Saturday, 1 April 2017

nomen est omen

It is All Fool's Day today, so you want to make sure you are not made a poisson  d'avril by your children. Last Year, I posted a hilarious Mock Closure notice on The Blob but then issued a retraction lest readers lose all sense of meaning and direction in their lives. Wikipedia, an organ not without a sense of humor, often unintentional, chose to put up an article on Nominative Determinism on their home page today. I was not wholly sure that it wasn't a 01/04 spoof. The idea is that people grow up, not only to look like their dogs, but also to fit the name they inherited from the fathers.  That not only . . . but also is a grammatical tool we get directly from Latin non solum . . . sed etiam. And indeed, as the post title nomen est omen  attests, the concept of Nom Det is as old as Julius Caesar. The phrase Nominative Determinism like nomen est omen implies that there is a driving causative connexion, the quasinym [I think I just coined that as a not-quite-synonym] aptronym merely acknowledges that someone's name fits rather comfortably with their occupation. Like my pal from graduate school Bill Dolphin who was studying the sounds with which humpbacked whales Megaptera novaeangliae communicate.  Nom Det was coined about 20 years ago in New Scientist the British popular science mag on foot of reading an article on urinary incontinence whose authors were Splatt and Weedon. I can't find any trace of that paper in or about 1994 in the authoritative source for the scientific literature but there is evidence that Splatt and Wedon were/are urologists so it has the tinkle of truth . . . ho ho, I was an English schoolboy once, so pee-pee jokes always hit the bowl target.

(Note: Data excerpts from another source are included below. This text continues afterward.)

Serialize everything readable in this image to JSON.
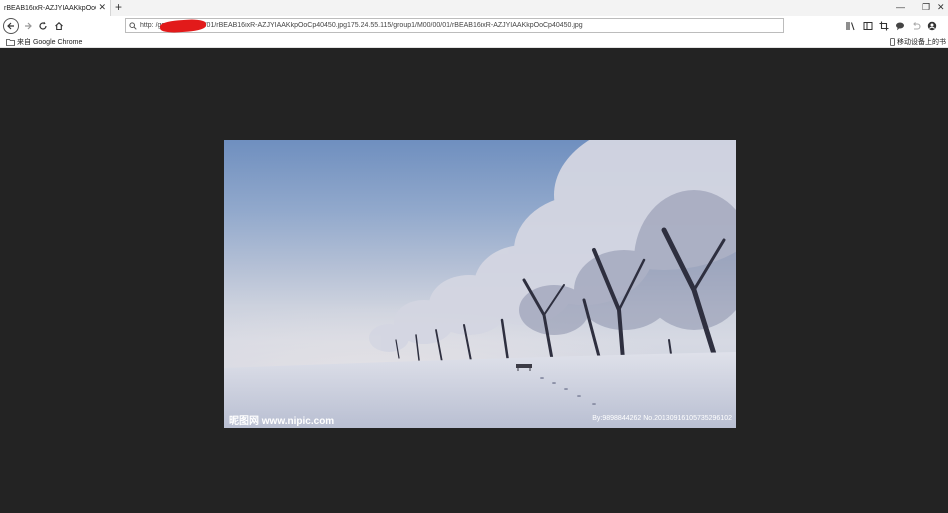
{
  "tab": {
    "title": "rBEAB16ixR-AZJYIAAKkpOoCp40",
    "close": "✕"
  },
  "new_tab": "+",
  "window_controls": {
    "minimize": "—",
    "restore": "❐",
    "close": "✕"
  },
  "address_bar": {
    "url": "http:                    /group1/M00/00/01/rBEAB16ixR-AZJYIAAKkpOoCp40450.jpg175.24.55.115/group1/M00/00/01/rBEAB16ixR-AZJYIAAKkpOoCp40450.jpg"
  },
  "bookmarks": {
    "left": "来自 Google Chrome",
    "right": "移动设备上的书"
  },
  "image": {
    "watermark_left": "昵图网 www.nipic.com",
    "watermark_right": "By:9898844262  No.20130916105735296102"
  },
  "colors": {
    "background": "#232323",
    "redaction": "#e21a1a"
  }
}
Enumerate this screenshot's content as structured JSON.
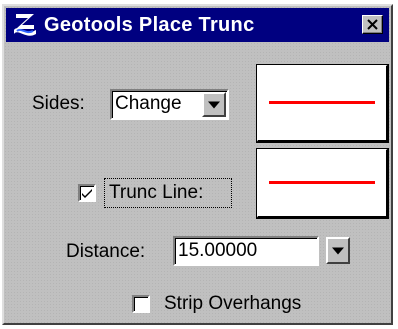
{
  "window": {
    "title": "Geotools Place Trunc"
  },
  "sides": {
    "label": "Sides:",
    "value": "Change"
  },
  "trunc_line": {
    "label": "Trunc Line:",
    "checked": true
  },
  "distance": {
    "label": "Distance:",
    "value": "15.00000"
  },
  "strip_overhangs": {
    "label": "Strip Overhangs",
    "checked": false
  },
  "colors": {
    "titlebar": "#000080",
    "line_preview": "#ff0000",
    "dialog_bg": "#c0c0c0"
  },
  "icons": {
    "app": "geotools-app-icon",
    "close": "close-icon",
    "dropdown": "chevron-down-icon",
    "check": "check-icon"
  }
}
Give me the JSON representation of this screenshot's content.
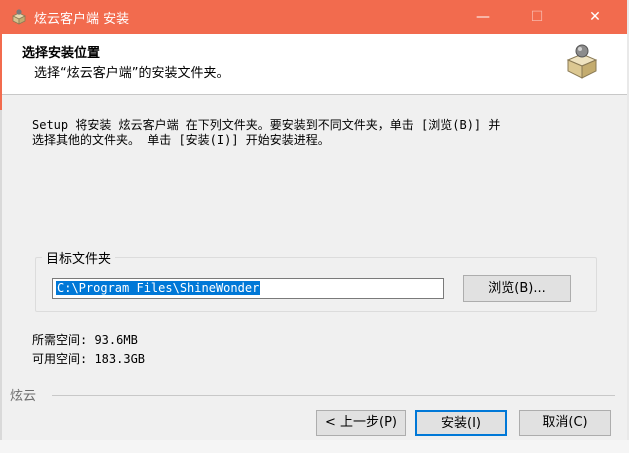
{
  "window": {
    "title": "炫云客户端 安装",
    "titlebar_color": "#f26b4e",
    "controls": {
      "minimize": "—",
      "maximize": "☐",
      "close": "✕"
    }
  },
  "header": {
    "title": "选择安装位置",
    "subtitle": "选择“炫云客户端”的安装文件夹。",
    "icon": "installer-package-icon"
  },
  "description": {
    "line1": "Setup 将安装 炫云客户端 在下列文件夹。要安装到不同文件夹，单击 [浏览(B)] 并",
    "line2": "选择其他的文件夹。 单击 [安装(I)] 开始安装进程。"
  },
  "destination": {
    "group_label": "目标文件夹",
    "path_value": "C:\\Program Files\\ShineWonder",
    "browse_label": "浏览(B)..."
  },
  "space": {
    "required": "所需空间: 93.6MB",
    "available": "可用空间: 183.3GB"
  },
  "footer": {
    "brand": "炫云",
    "back_label": "< 上一步(P)",
    "install_label": "安装(I)",
    "cancel_label": "取消(C)"
  },
  "accent_color": "#0078d7"
}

Carl Jung picked up on the idea by noting that his one-time mentor Sigmund Freud [if you want to see something deeply Nuremberg Rally try this Ode to Joy] finished up studying pleasure. He didn't emphasise on the idea that Freud was  a miserable authoritarian git who preferred the company of uncritical admirers. The lads had a tempestuous relationship which was not notably imbued with happiness, that is for sure.

I don't buy it. For every neat fit
there are 1,000 counter-examples. You want to beware of ascertainment bias here as everywhere in your dealings with the real world.